Entre patrimoine olfactif et nouvelles technologies
Mais c’est la richesse d’un univers plus conceptuel que donne à voir, ou plutôt à sentir, cette rétrospective installée dans l’espace du Saut du Loup, au sein du Palais de Tokyo, jusqu’au 23 novembre. « Véritables sculptures de l’invisible, ses parfums sont des œuvres plastiques à part entière, dont la matière se respire, souligne Jérôme Neutres, le commissaire de cette exposition. Avec le soutien de Marc Chaya, s’est construite au fil des années, une œuvre parfumée des plus singulières, développant en parallèle des parfums devenus iconiques et des événements artistiques spectaculaires.»
Si demain, le monde se virtualise totalement, l’odeur ne disparaîtra pas pour autant. L’odorat est ce qui nous différencie de la machine pour vivre et donc pour exister »
Francis Kurkdjian
Au-delà des senteurs présentées au fil de cette déambulation, ce sont surtout les multiples modes de diffusion revisités et parfois même inventés par Francis Kurkdjian qui surprennent le plus. À l’image des poétiques fontaines parfumées et envolées de bulles odorantes conçues pour le château de Versailles ou encore ce très dadaïste Or Bleu, une eau de source parfumée à boire, élaborée en collaboration avec l’artiste Yann Toma en 2012 et qui fait écho à l’Eau de la Reine de Hongrie, considérée comme le tout premier parfum composé en Europe au XIVe siècle, servant alors autant de sent-bon que de médicament à boire. Comme un écho aux senteurs du passé et à l’évolution de la parfumerie depuis la Renaissance, on découvre aussi au fil de l’exposition des gants parfumés selon les méthodes du XVIIIe siècle par ce passionné d’histoire. Ou encore Le Sillage de la Reine qui recompose une fragrance à la mode de Marie-Antoinette, suivant les règles de formulation de l’époque.
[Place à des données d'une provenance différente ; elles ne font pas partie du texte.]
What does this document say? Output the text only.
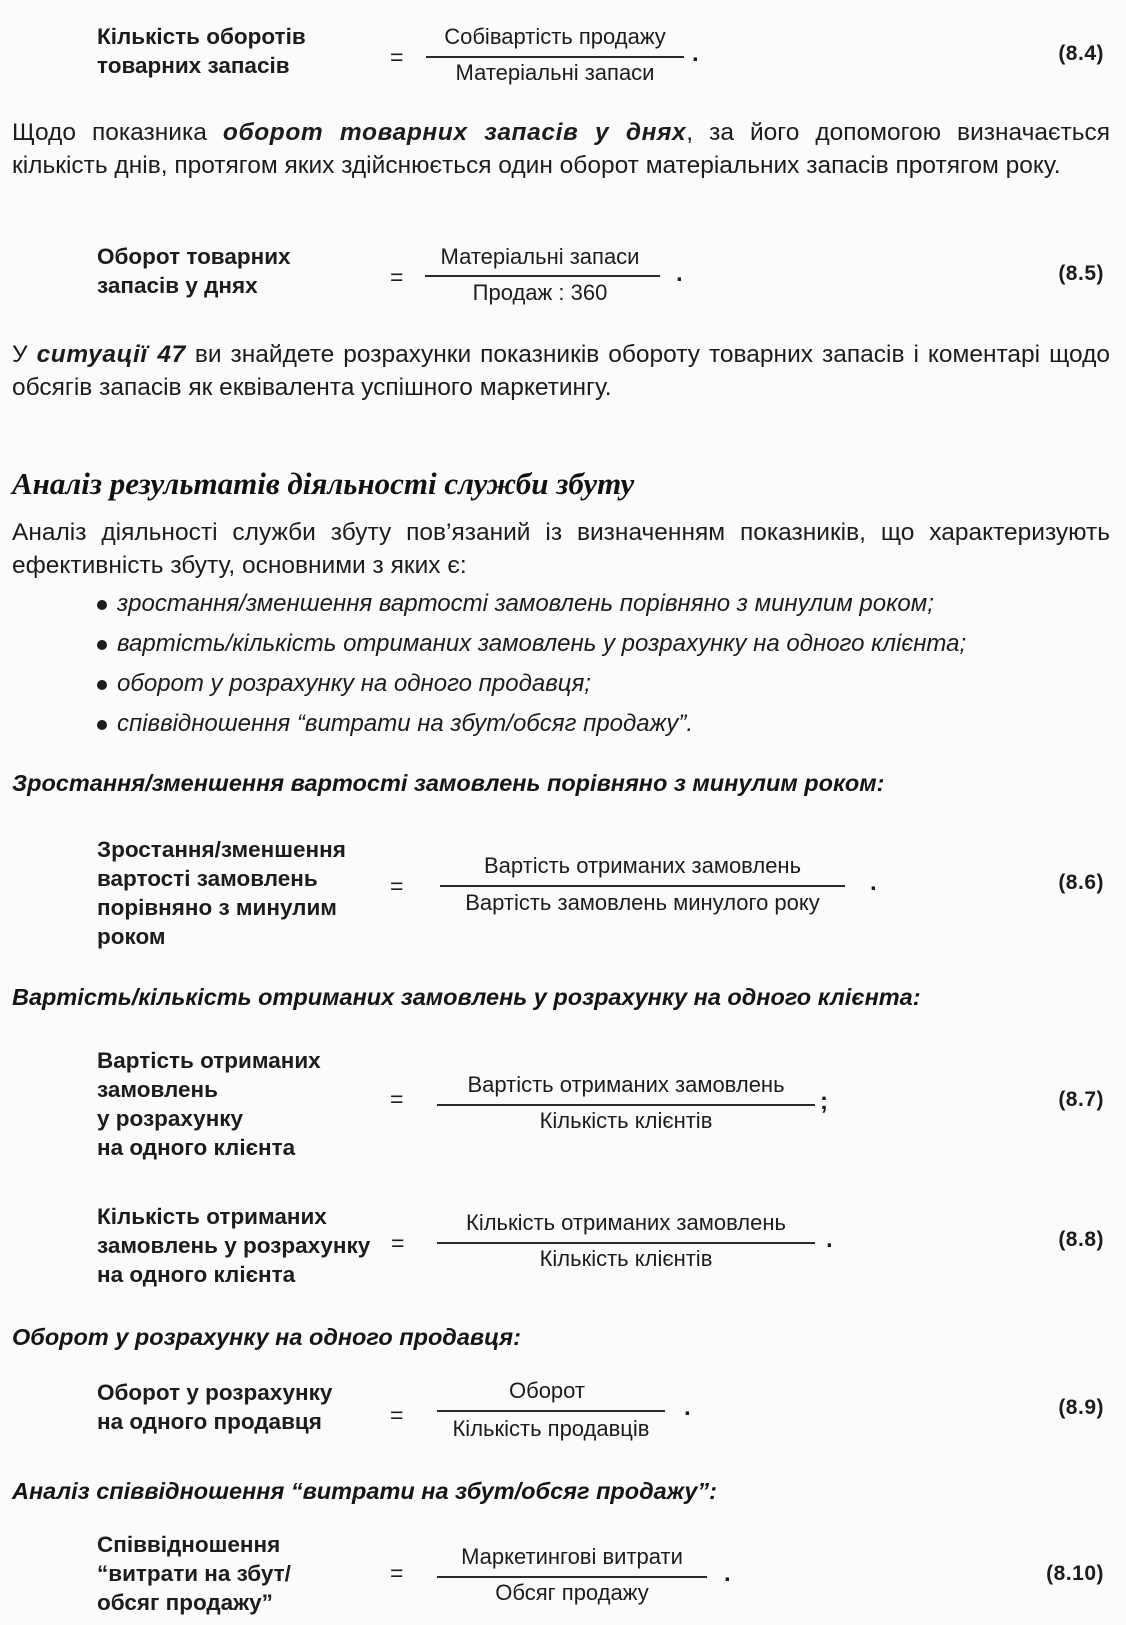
Кількість оборотів
товарних запасів	=
Собівартість продажу
Матеріальні запаси
.	(8.4)

Щодо показника оборот товарних запасів у днях, за його допомогою визначається кількість днів, протягом яких здійснюється один оборот матеріальних запасів протягом року.

Оборот товарних
запасів у днях	=
Матеріальні запаси
Продаж : 360
.	(8.5)

У ситуації 47 ви знайдете розрахунки показників обороту товарних запасів і коментарі щодо обсягів запасів як еквівалента успішного маркетингу.

Аналіз результатів діяльності служби збуту

Аналіз діяльності служби збуту пов’язаний із визначенням показників, що характеризують ефективність збуту, основними з яких є:

зростання/зменшення вартості замовлень порівняно з минулим роком;
вартість/кількість отриманих замовлень у розрахунку на одного клієнта;
оборот у розрахунку на одного продавця;
співвідношення “витрати на збут/обсяг продажу”.
Зростання/зменшення вартості замовлень порівняно з минулим роком:
Зростання/зменшення
вартості замовлень
порівняно з минулим
роком
=
Вартість отриманих замовлень
Вартість замовлень минулого року
.	(8.6)
Вартість/кількість отриманих замовлень у розрахунку на одного клієнта:
Вартість отриманих
замовлень
у розрахунку
на одного клієнта
=
Вартість отриманих замовлень
Кількість клієнтів
;	(8.7)
Кількість отриманих
замовлень у розрахунку
на одного клієнта
=
Кількість отриманих замовлень
Кількість клієнтів
.	(8.8)
Оборот у розрахунку на одного продавця:
Оборот у розрахунку
на одного продавця	=
Оборот
Кількість продавців
.	(8.9)
Аналіз співвідношення “витрати на збут/обсяг продажу”:
Співвідношення
“витрати на збут/
обсяг продажу”
=
Маркетингові витрати
Обсяг продажу
.	(8.10)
Si ces créations revisitent le patrimoine olfactif, elles n’empêchent nullement le parfumeur d’explorer de nouvelles technologies. Tel le diffuseur sculptural créé par l’orfèvre Nicolas Marischael et le designer Felipe Ribon, libérant l’odeur au passage de l’air. Mais aussi ce dispositif futuriste V-Scent capable de diffuser, dans un casque de réalité virtuelle, des odeurs connectées qui se déclenchent au gré d’une expérience immersive imaginée par Cyril Teste et l’artiste Hugo Arcier. « Si demain, le monde se virtualise totalement, l’odeur ne disparaîtra pas pour autant. L’odorat est ce qui nous différencie de la machine pour vivre et donc pour exister. C’est intrinsèquement lié à notre humanité. La sensorialité définit un rapport au corps. Quand je compose un parfum, je passe par des sensations, par des mots, par des images. Tout ce que je ne peux pas dire à travers ces mots, ces sensations et ces images, le parfum va me permettre de l’exprimer. » Et c’est justement la prouesse de cette exposition : nous plonger avec délice dans un monde insoupçonné d’émotions olfactives.